(9) When a word in Latin or Greek commences with a p, by aspiration it becomes f in English and the Teutonic languages; thus for πῦρ we have fire, for ποδ-foot, for πατήρ, father, etc.

(10) The English w is closely connected with the vowels, as appears from water and ooater; hence it disappears in Greek altogether, or is represented by a breathing, as in οἶνος, wine; ὕδωρ, water; ὑετός, wet.

(11) In some adjectives the Latin an, like al, is superfluously appended to the Greek termination in κός, as rhetorician, from ῥητορικός.

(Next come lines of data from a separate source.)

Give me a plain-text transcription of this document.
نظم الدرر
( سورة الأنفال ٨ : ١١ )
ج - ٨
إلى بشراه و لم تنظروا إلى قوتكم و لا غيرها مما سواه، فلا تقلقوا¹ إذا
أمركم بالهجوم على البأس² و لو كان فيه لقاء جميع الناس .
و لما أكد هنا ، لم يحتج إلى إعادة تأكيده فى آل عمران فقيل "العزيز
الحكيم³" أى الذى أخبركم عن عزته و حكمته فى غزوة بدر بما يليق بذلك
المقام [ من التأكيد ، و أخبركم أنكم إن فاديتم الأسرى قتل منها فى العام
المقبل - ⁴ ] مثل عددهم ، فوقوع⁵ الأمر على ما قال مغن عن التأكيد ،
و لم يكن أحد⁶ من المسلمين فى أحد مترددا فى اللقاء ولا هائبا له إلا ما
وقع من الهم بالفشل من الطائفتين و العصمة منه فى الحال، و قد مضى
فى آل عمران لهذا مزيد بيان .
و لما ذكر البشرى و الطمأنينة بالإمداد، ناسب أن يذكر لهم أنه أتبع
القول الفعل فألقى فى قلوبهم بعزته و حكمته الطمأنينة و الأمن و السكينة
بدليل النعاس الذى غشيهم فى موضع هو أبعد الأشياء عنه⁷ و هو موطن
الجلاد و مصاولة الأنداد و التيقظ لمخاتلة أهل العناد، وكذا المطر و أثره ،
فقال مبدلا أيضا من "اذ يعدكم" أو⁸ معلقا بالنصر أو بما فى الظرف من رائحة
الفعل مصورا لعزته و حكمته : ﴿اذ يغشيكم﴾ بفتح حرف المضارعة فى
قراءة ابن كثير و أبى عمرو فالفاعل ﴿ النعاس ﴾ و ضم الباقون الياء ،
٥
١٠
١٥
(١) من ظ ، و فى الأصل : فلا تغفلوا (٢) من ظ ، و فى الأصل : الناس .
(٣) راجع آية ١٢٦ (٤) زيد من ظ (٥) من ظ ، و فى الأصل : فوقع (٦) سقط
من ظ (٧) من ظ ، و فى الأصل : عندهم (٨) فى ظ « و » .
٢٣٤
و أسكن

(12) The Greek κ, as in κύων, and cornu in Latin, appears in the Teutonic languages as h, so hound, horn; κολώνη, collis, hill.

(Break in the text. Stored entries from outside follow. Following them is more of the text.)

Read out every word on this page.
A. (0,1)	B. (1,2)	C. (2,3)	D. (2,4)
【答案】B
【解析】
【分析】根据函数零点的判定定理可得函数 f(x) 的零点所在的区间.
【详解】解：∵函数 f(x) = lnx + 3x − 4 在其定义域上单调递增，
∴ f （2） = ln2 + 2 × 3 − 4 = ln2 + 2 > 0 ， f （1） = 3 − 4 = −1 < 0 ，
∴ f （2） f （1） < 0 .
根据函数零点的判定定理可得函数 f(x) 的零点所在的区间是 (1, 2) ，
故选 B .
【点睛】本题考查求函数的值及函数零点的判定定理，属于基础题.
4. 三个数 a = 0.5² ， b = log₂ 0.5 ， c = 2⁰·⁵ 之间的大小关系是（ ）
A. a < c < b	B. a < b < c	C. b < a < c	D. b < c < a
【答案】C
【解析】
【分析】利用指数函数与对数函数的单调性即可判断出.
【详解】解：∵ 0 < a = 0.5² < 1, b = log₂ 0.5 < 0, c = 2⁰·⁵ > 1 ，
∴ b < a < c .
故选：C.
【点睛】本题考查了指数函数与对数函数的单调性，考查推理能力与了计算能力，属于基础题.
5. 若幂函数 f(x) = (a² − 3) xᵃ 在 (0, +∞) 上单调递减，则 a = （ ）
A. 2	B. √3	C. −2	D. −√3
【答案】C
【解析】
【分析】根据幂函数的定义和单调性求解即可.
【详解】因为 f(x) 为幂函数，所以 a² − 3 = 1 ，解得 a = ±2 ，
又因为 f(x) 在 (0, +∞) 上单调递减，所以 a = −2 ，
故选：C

(13) The letter m at the end of an English word curtailed from Greek signifies the thing done, the product of the verb, as ποίημα, poem, the thing made, a poem, from ποιέω, I make; so baptism from βαπτίζω, and chrism from χρίω, I anoint, and other isms.

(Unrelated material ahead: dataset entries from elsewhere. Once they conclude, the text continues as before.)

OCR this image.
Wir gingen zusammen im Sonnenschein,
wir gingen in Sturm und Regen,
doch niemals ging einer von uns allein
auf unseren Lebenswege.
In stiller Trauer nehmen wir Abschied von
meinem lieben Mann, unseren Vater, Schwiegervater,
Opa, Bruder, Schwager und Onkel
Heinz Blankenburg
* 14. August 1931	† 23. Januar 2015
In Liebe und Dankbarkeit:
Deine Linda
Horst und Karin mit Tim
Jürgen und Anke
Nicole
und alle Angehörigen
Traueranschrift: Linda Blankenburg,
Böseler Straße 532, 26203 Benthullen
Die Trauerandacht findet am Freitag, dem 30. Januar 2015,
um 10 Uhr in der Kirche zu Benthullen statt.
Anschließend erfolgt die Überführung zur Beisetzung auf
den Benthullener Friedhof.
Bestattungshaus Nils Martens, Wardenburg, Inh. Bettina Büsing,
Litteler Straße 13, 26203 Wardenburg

(14) Finally, as at least two-thirds of the technical words used in our scientific nomenclature, and not a few even outside of the range, are of Greek extraction, the student would act wisely if at starting he were to make a list of all such terms in familiar use, with their Greek form and Greek analysis in an opposite column; as—

theologyθεολογία
(θεός, God;λόγος, discourse)

He will thus find that he knows already some two or three hundred Greek words in a slightly disguised English form.